FRM Covid 19 weekly update no. 2

This is the second of our weekly update of impacts we have observed of Covid-19 in the waste sector. 10 issues are summarised, to provide a picture of what we are seeing and hearing from our perspective in the intention of providing a sector briefing, partly because we are working now more independently than ever before, and partly because this is a rapidly moving situation.

  1. Kerbside Collections – we are seeing an increase in the number of authorities suspending certain waste collection activities over the last week, predominantly garden waste, bulky services and to a lesser extent food waste collections or reducing the frequency of collection. A survey of LAs published on Friday by Adept has the latest position. In addition, some authorities are now no longer returning to collect missed bins and not collecting side waste, so the emphasis is on the householder to make sure that bins are presented properly at the kerbside. Related to this is that requests for replacement bins are being halted in some areas. Pressure on the collection service leads to differing local advice on what materials to put into the residual bin – see your local Council website.

  2. Staffing - we are aware that collection crews are suffering absences from work, resulting in services being reduced as above (at A CIWM meeting on Friday Suez reported 15 – 20% of staff are isolating / unavailable as an estimate). We have heard that at least one authority is rapidly training office staff to support on the ground waste services. Some authorities are transferring staff from commercial waste services, street cleansing and grounds maintenance activities (all of which have reduced demand) to supplement waste collection services.

  3. Operational issues - the unprecedented increase in the number of homeworkers is leading to more parked cars on the road hampering the movement of RCVs in urban areas. On a more immediate note, this can also be detrimental to access by emergency services vehicles.

  4. Impact on fly tipping – a number of Local Authorities are reporting an increase in fly tipping cases, either a result of direct fly tipping from residents, or through illegal waste operators. Anecdotally this has risen 300%. Councils are using social media channels to urge householders to consider their duty of care, and store waste until HWRCs and bulky waste collection operations are resumed. Communication and enforcement will be key in this area.

  5. Environmental monitoring – some environmental protection teams are no longer performing routine inspections, so complaints take longer to investigate and rectify.

  6. Waste classification - Clinical waste is typically classified as waste code 180103 – infectious waste for incineration only. From a clinical perspective, Covid-19 waste is classed as 180103, with Category B status, suitable for alternative treatment. The classification of waste is particularly relevant for the NHS when accessing treatment capacity. The category B classification is considered risk averse but may ensure that the waste is treated more promptly. The advice for household waste remains the same: any waste thought to have been in contact with someone displaying symptoms of Covid-19 is to keep waste tied in bags for 72 hours before presenting at the kerbside.
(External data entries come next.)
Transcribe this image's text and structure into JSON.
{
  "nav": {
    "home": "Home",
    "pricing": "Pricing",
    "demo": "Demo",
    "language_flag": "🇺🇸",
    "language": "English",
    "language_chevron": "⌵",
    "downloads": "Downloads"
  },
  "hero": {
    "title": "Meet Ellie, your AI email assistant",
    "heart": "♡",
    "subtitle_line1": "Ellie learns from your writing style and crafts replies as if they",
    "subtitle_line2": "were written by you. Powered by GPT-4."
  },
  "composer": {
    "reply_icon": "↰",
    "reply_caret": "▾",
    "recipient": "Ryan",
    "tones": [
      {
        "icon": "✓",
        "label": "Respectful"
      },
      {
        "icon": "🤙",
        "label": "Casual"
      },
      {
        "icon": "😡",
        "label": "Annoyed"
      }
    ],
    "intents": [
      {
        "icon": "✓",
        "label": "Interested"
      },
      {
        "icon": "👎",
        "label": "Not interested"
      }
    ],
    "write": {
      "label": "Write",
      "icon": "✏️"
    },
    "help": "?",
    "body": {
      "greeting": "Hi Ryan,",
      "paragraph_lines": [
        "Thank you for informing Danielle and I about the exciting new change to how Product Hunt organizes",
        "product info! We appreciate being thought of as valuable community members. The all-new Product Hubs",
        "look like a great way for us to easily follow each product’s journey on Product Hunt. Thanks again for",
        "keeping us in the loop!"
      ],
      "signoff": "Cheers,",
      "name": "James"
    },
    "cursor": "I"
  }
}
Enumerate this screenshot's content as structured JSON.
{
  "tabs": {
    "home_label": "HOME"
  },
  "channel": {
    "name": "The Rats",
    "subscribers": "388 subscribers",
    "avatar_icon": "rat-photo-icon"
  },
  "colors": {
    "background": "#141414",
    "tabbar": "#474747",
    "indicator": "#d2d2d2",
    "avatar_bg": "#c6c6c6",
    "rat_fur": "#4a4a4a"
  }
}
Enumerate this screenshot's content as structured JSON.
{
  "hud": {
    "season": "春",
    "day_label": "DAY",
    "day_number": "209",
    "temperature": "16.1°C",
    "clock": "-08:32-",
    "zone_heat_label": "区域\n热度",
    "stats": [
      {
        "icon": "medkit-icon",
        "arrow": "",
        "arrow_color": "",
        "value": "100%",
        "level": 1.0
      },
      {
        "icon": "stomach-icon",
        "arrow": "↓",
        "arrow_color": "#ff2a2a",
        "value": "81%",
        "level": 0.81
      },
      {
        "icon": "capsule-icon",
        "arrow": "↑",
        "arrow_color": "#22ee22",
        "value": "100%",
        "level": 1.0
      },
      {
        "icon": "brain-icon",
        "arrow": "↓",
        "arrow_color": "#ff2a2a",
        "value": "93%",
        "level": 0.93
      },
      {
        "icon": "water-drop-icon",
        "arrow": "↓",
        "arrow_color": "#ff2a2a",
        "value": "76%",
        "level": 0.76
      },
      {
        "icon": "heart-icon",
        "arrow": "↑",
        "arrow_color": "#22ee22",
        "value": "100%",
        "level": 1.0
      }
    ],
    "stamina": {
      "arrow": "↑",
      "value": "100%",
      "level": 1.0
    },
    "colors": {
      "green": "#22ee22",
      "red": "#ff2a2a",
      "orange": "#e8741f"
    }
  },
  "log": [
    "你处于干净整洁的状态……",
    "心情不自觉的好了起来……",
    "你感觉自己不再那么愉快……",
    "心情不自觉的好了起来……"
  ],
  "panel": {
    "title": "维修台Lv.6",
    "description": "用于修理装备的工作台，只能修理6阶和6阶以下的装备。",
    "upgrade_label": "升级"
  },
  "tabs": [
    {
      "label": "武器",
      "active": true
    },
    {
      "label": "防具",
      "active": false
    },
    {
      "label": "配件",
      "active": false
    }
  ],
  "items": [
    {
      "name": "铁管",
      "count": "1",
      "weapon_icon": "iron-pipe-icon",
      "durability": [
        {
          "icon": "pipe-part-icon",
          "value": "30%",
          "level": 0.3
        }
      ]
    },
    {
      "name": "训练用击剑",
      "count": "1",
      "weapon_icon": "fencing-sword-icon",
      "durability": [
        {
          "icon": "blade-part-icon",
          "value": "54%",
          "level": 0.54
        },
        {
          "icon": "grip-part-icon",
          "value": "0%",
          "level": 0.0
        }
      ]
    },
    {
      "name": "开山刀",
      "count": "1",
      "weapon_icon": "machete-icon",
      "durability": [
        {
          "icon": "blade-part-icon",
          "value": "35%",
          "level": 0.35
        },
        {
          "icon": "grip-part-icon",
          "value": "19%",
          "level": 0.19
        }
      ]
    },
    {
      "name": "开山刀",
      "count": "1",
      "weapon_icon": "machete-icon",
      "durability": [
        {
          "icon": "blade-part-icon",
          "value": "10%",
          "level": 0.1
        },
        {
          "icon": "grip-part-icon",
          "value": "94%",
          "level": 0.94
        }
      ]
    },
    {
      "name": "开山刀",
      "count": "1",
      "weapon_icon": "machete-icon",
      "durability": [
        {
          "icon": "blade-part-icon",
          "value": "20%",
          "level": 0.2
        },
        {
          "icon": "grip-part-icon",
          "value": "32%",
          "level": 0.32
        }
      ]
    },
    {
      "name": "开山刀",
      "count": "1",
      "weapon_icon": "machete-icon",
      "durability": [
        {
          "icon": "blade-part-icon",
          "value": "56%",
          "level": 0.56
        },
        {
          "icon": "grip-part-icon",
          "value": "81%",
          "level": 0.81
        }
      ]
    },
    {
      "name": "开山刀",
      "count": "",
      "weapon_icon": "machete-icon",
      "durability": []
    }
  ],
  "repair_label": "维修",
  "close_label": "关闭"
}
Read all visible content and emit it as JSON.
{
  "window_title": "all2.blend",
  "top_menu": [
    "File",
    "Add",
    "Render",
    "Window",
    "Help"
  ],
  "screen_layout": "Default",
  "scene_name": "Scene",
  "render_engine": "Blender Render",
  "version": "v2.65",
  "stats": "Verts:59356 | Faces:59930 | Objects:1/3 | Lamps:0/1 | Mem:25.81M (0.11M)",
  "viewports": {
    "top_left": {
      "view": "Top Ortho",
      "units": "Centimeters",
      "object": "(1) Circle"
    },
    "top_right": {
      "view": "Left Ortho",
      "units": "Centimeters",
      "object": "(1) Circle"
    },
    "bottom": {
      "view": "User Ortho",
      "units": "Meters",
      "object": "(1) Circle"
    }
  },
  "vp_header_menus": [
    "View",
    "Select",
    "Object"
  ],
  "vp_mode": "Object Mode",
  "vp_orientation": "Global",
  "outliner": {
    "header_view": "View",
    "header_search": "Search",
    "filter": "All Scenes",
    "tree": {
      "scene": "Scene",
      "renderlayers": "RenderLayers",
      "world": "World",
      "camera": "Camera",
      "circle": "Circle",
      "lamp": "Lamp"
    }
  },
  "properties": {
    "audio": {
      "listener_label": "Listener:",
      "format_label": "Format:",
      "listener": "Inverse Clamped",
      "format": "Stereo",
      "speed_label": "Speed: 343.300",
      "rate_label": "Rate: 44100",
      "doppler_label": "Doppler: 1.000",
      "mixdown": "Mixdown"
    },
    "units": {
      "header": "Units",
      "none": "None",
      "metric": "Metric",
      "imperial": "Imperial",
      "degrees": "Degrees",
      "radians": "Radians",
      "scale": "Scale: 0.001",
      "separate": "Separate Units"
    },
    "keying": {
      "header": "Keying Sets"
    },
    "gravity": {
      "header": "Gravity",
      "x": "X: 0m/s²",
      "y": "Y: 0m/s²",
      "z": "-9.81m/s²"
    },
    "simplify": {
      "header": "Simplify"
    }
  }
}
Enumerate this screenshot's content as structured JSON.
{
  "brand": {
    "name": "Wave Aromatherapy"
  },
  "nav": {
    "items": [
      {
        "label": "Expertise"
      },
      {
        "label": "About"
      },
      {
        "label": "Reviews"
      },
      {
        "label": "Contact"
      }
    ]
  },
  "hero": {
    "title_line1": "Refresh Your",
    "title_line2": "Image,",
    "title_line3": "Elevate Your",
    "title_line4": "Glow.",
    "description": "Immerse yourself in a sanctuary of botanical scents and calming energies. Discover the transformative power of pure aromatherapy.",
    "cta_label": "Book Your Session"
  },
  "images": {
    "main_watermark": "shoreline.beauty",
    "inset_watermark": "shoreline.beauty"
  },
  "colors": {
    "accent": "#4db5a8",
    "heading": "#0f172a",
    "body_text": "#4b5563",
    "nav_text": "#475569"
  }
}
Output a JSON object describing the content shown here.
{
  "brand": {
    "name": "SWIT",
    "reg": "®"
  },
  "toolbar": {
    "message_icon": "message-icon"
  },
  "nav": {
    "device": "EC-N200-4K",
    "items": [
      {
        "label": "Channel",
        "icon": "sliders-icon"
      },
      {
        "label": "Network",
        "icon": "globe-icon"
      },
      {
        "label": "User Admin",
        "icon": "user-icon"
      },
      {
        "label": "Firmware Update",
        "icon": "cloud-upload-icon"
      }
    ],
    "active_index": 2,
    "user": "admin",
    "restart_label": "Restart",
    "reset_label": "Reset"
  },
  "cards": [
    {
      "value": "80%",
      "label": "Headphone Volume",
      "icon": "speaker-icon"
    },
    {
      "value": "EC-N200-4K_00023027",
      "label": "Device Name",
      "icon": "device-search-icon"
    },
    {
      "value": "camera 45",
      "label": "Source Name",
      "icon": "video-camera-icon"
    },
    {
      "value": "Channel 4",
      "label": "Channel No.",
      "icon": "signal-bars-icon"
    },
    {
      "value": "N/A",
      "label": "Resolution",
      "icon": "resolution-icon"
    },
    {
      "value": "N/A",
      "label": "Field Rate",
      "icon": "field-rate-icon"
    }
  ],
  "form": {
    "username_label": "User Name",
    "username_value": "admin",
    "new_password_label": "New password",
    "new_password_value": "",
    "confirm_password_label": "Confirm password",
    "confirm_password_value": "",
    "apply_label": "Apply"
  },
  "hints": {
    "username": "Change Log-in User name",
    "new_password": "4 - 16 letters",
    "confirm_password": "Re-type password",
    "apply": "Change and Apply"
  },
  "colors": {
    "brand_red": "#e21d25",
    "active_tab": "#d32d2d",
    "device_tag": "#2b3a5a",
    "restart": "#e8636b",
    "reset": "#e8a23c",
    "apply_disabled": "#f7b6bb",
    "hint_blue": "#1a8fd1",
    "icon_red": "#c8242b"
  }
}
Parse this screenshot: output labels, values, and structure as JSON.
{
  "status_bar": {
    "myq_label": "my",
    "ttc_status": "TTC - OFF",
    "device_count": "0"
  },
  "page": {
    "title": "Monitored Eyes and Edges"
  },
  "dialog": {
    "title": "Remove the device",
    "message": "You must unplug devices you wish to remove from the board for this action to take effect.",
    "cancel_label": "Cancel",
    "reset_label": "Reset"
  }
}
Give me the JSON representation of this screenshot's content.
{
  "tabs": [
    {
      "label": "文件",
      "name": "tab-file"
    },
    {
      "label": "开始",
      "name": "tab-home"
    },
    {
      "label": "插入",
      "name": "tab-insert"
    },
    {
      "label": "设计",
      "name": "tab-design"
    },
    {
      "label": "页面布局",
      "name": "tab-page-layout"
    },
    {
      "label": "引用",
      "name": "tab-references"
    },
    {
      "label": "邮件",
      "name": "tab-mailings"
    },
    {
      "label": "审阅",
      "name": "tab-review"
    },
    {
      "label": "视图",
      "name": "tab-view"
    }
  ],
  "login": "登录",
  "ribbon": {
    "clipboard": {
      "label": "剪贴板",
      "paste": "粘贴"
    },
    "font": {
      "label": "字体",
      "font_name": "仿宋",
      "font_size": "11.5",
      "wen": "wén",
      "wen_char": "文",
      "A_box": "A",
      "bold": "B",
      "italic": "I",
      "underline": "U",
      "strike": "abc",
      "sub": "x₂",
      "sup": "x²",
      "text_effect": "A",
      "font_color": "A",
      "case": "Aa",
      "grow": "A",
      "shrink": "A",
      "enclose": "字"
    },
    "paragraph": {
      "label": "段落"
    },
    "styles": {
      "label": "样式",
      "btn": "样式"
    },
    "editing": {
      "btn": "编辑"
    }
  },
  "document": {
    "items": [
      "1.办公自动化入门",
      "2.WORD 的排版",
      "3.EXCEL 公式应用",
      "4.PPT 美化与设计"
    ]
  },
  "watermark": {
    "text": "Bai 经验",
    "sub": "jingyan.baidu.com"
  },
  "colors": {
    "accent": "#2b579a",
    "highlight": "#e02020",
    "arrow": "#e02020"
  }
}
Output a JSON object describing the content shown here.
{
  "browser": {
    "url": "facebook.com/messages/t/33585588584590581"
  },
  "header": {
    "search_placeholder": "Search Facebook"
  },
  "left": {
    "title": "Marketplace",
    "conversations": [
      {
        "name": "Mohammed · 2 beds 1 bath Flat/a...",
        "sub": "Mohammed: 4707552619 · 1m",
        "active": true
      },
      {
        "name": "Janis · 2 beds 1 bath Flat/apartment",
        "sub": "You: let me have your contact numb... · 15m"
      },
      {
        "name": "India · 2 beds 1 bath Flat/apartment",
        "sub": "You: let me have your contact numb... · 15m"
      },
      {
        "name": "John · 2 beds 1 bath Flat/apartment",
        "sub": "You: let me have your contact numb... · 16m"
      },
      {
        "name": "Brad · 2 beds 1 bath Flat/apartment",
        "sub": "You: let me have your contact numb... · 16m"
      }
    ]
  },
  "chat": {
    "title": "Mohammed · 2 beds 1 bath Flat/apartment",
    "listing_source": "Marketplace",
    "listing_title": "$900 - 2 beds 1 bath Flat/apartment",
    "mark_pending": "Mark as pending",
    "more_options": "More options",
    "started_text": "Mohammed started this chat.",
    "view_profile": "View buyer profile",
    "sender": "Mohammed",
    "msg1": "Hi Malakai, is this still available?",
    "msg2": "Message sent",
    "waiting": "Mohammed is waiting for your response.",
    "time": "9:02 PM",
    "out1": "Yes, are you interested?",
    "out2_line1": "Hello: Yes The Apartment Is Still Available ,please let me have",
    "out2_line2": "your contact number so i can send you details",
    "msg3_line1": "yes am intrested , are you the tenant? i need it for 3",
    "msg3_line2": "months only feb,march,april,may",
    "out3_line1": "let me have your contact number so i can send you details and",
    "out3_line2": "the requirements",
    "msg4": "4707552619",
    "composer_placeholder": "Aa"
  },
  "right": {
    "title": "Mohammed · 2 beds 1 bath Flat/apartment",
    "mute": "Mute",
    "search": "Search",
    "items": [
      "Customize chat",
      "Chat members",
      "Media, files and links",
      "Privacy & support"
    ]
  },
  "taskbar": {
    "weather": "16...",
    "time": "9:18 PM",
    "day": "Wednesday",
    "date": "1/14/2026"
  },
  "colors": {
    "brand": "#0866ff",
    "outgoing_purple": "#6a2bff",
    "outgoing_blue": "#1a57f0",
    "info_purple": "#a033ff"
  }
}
Advice currently stands that householders should continue to recycle and dispose of residual waste in line with their Local Authority operations.

  7. Waste composition and trends – In some sectors, demand in commercial waste has gone down (hospitality, retail), however it is likely there will be increasing waste from within the food production supply chain and within healthcare service. An increase in household waste arisings is being seen due to home working and more time spent at home. Specific waste stream changes could occur, for example Ocado announced ceasing bottled water delivery which will add c. 6000 home visits to their service per week.

  8. Treatment capacity – this is a mixed picture and very dependent on the sources of waste, for example facilities that are reliant on commercial waste sources (e.g. RDF or hospitality / food contracts) could suffer from a sudden (and continued) lack of supply, which may impact on Energy from Waste and Anaerobic Digestion facilities. Conversely those treating household derived wastes may experience increases in supply due to greater amounts of waste generated from households. AD facilities in particular may be vulnerable if local authorities suspend separate food waste collections (this is already happening in some areas e.g. St. Helens Council), and MRFs / composting facilities similarly affected.

  9. CIWM briefing note – CIWM have put together a briefing note which summarises the latest guidance and understanding of Covid-19. This includes proof of essential business status, health & safety and operational considerations and guidance on social distancing for waste collection crews. This can be accessed here.

  10. WISH guidance – This is ‘live’ guidance so please access the WISH website for the latest position, the most recent briefing note at the time of this release was the 2nd April, see It covers the breadth of waste management services, including specific facility types and activities (e.g. weighbridge operation).